KLIMAWANDEL: Geld erwärmt sich nicht

von | 21.02.2008

Viele UmweltschützerInnen setzen auf die „Vernunft des Marktes“, um den Klimawandel zu verhindern. Was derzeit auf EU-Ebene geschieht, dürfte diese Hoffnung trüben.

Erbgroßherzog Guillaume auf Geschäftsreise in Saudi-Arabien.
Eieruhr statt „doomsday clock“.

Am 14. Februar hielt Prinz Charles eine flammende Rede vor dem Europaparlament. Er unterstützte die von der EU-Kommission vorgelegten Klimaschutzziele und warnte: „…the doomsday clock of climate change is ticking ever faster towards midnight“. Dass sich der Uhrzeiger des Jüngsten Tages immer schneller auf die Zwölf zu bewegt, hat man andernorts kaum mitbekommen. Wenige Tage später weilte ein anderer Prinz – Guillaume von Luxemburg – im mit Kyoto nicht weniger als mit den Menschenrechten auf Kriegsfuß stehenden Saudi-Arabien, „um die Exporte in die dynamischen Länder des Mittleren Ostens auszubauen“, wie es in der offiziellen Mitteilung heißt. Wenn es ums Geldverdienen geht, werden andere Überlegungen zurückgestellt. Ob es um die Beziehungen zu einem höchst zweifelhaften Regime geht oder um den Erhalt des Tanktourismus, das Großherzogtum steht für das bekannte „Non olet“ – Geld stinkt nicht. „…nec calet“, und es erwärmt sich nicht, muss es wohl im 21. Jahrhundert heißen.
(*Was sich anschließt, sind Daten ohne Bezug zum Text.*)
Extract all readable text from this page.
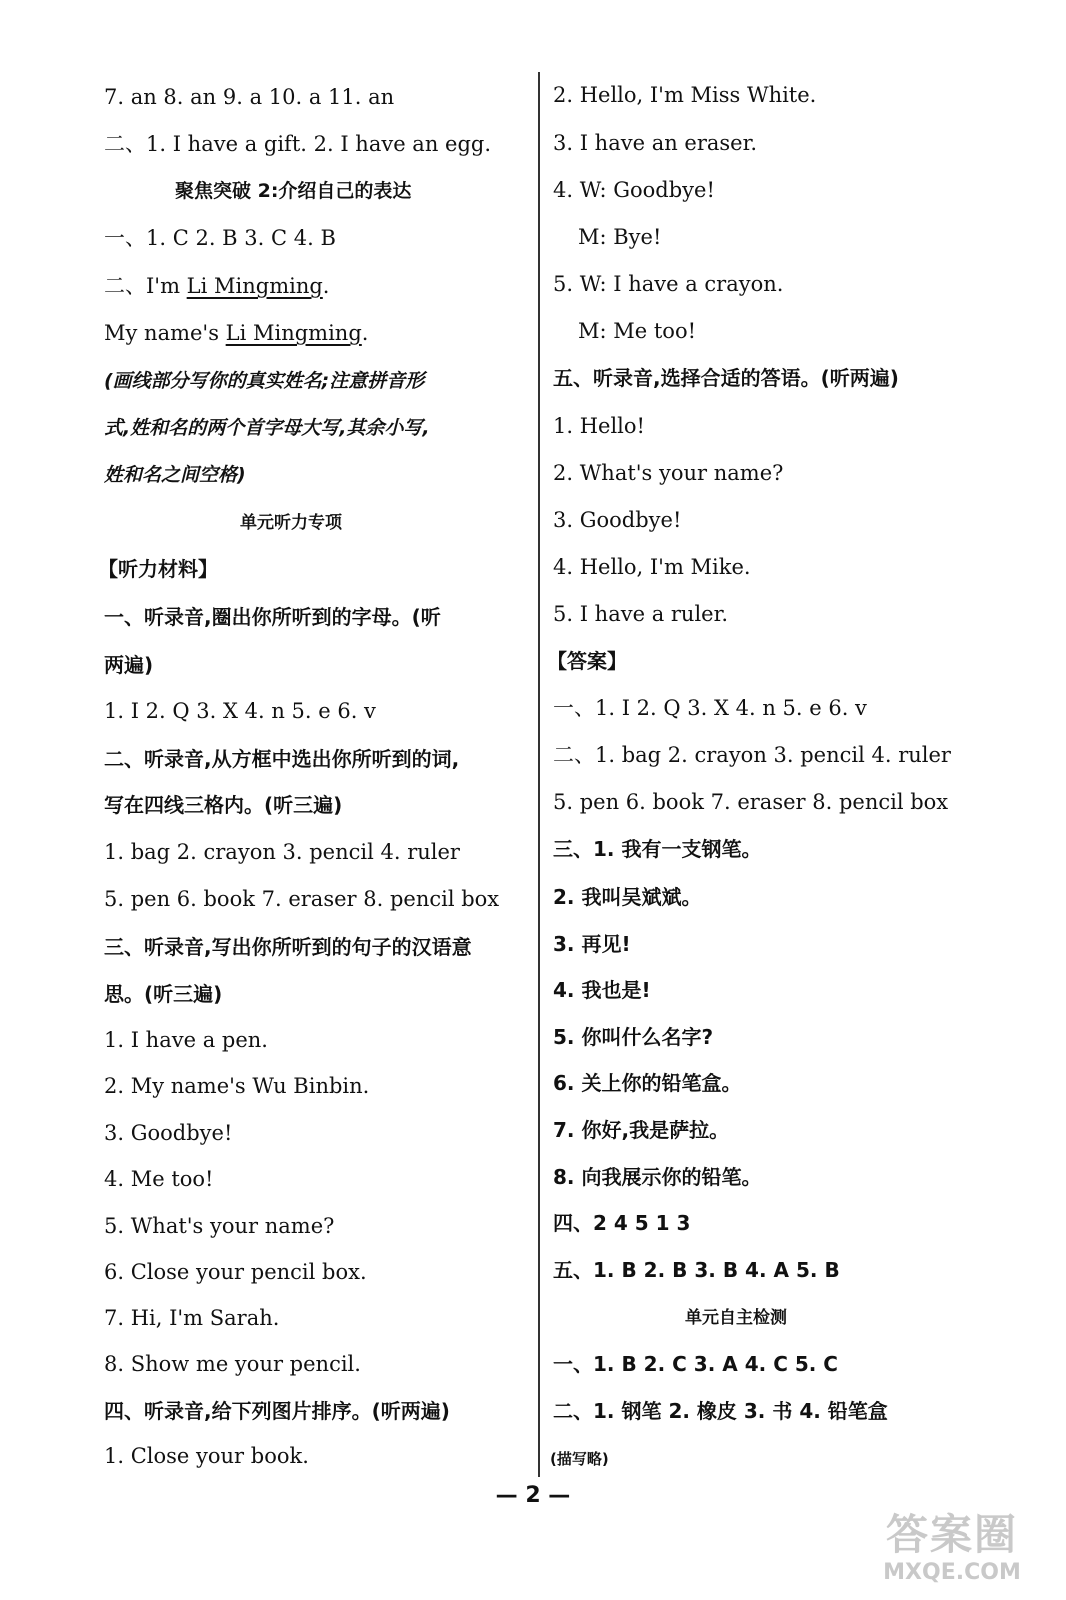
7. an 8. an 9. a 10. a 11. an
二、1. I have a gift. 2. I have an egg.
聚焦突破 2:介绍自己的表达
一、1. C 2. B 3. C 4. B
二、I'm Li Mingming.
My name's Li Mingming.
(画线部分写你的真实姓名;注意拼音形
式,姓和名的两个首字母大写,其余小写,
姓和名之间空格)
单元听力专项
【听力材料】
一、听录音,圈出你所听到的字母。(听
两遍)
1. I 2. Q 3. X 4. n 5. e 6. v
二、听录音,从方框中选出你所听到的词,
写在四线三格内。(听三遍)
1. bag 2. crayon 3. pencil 4. ruler
5. pen 6. book 7. eraser 8. pencil box
三、听录音,写出你所听到的句子的汉语意
思。(听三遍)
1. I have a pen.
2. My name's Wu Binbin.
3. Goodbye!
4. Me too!
5. What's your name?
6. Close your pencil box.
7. Hi, I'm Sarah.
8. Show me your pencil.
四、听录音,给下列图片排序。(听两遍)
1. Close your book.
2. Hello, I'm Miss White.
3. I have an eraser.
4. W: Goodbye!
M: Bye!
5. W: I have a crayon.
M: Me too!
五、听录音,选择合适的答语。(听两遍)
1. Hello!
2. What's your name?
3. Goodbye!
4. Hello, I'm Mike.
5. I have a ruler.
【答案】
一、1. I 2. Q 3. X 4. n 5. e 6. v
二、1. bag 2. crayon 3. pencil 4. ruler
5. pen 6. book 7. eraser 8. pencil box
三、1. 我有一支钢笔。
2. 我叫吴斌斌。
3. 再见!
4. 我也是!
5. 你叫什么名字?
6. 关上你的铅笔盒。
7. 你好,我是萨拉。
8. 向我展示你的铅笔。
四、2 4 5 1 3
五、1. B 2. B 3. B 4. A 5. B
单元自主检测
一、1. B 2. C 3. A 4. C 5. C
二、1. 钢笔 2. 橡皮 3. 书 4. 铅笔盒
(描写略)
— 2 —
答案圈
MXQE.COM
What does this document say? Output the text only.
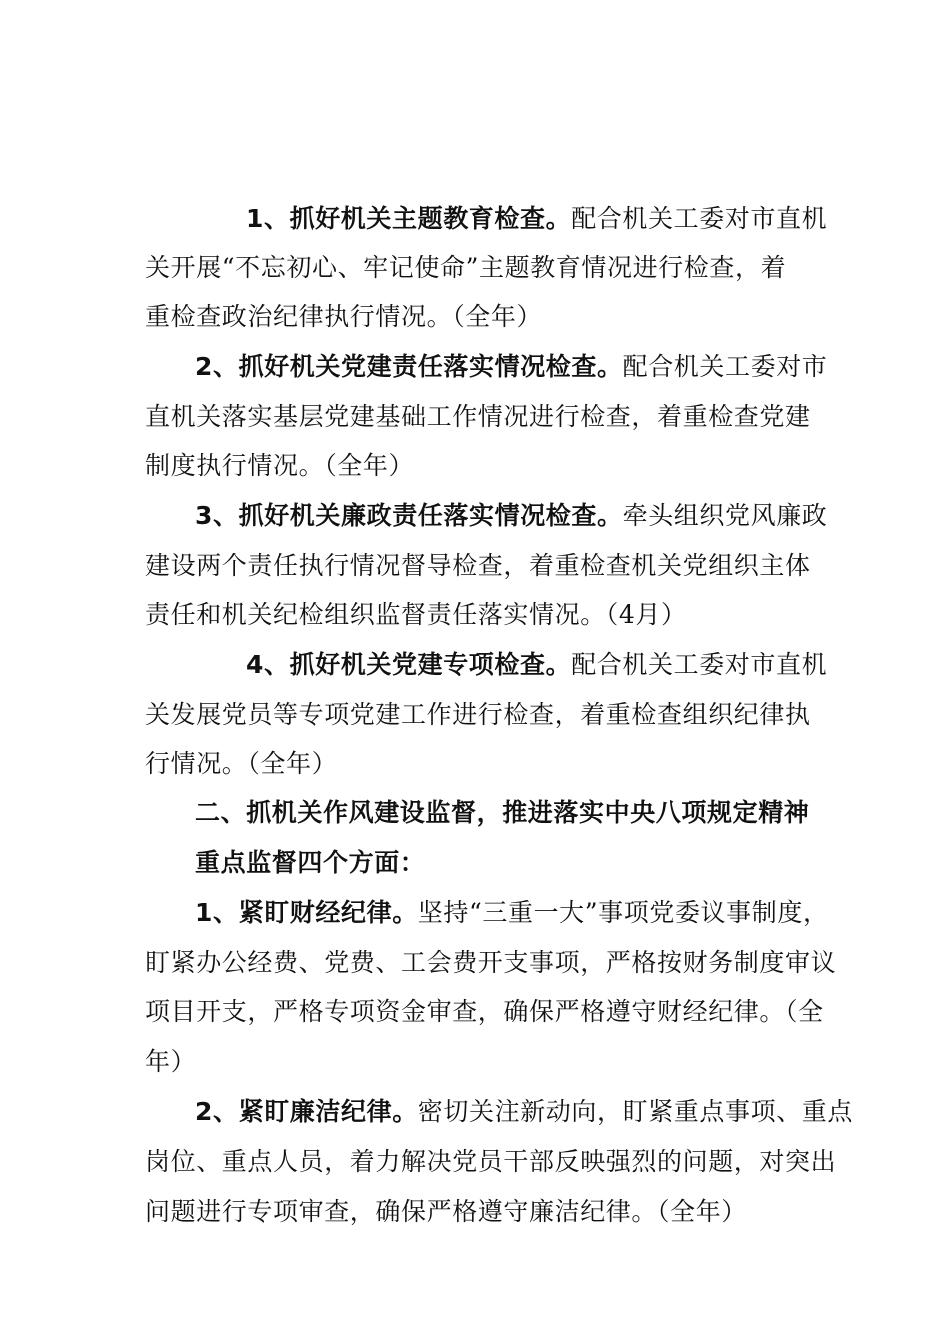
1、抓好机关主题教育检查。配合机关工委对市直机
关开展“不忘初心、牢记使命”主题教育情况进行检查，着
重检查政治纪律执行情况。（全年）
2、抓好机关党建责任落实情况检查。配合机关工委对市
直机关落实基层党建基础工作情况进行检查，着重检查党建
制度执行情况。（全年）
3、抓好机关廉政责任落实情况检查。牵头组织党风廉政
建设两个责任执行情况督导检查，着重检查机关党组织主体
责任和机关纪检组织监督责任落实情况。（4月）
4、抓好机关党建专项检查。配合机关工委对市直机
关发展党员等专项党建工作进行检查，着重检查组织纪律执
行情况。（全年）
二、抓机关作风建设监督，推进落实中央八项规定精神
重点监督四个方面：
1、紧盯财经纪律。坚持“三重一大”事项党委议事制度，
盯紧办公经费、党费、工会费开支事项，严格按财务制度审议
项目开支，严格专项资金审查，确保严格遵守财经纪律。（全
年）
2、紧盯廉洁纪律。密切关注新动向，盯紧重点事项、重点
岗位、重点人员，着力解决党员干部反映强烈的问题，对突出
问题进行专项审查，确保严格遵守廉洁纪律。（全年）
Doch nicht nur in Luxemburg werden Wirtschaftsinteressen über den Klimaschutz gestellt. Am 12. Februar, wenige Wochen nachdem die Kommission konkrete Klimaziele für die Mitgliedsstaaten vorgelegt hatte, befanden die Finanzminister beim Ecofin-Rat, die Klimaschutzpolitik dürfe nicht auf Kosten der Staatsfinanzen und der Wettbewerbsfähigkeit gehen. Außerdem sprachen sie sich für mehr Energieeffizienz aus, statt für die „teure“ Förderung erneuerbarer Energien. Schließlich forderten sie für sich jene „horizontale Zuständigkeit“, von der Umweltminister seit Jahrzehnten träumen: jede wichtige Politikentscheidung müsse den Finanzministern zur Begutachtung vorgelegt werden.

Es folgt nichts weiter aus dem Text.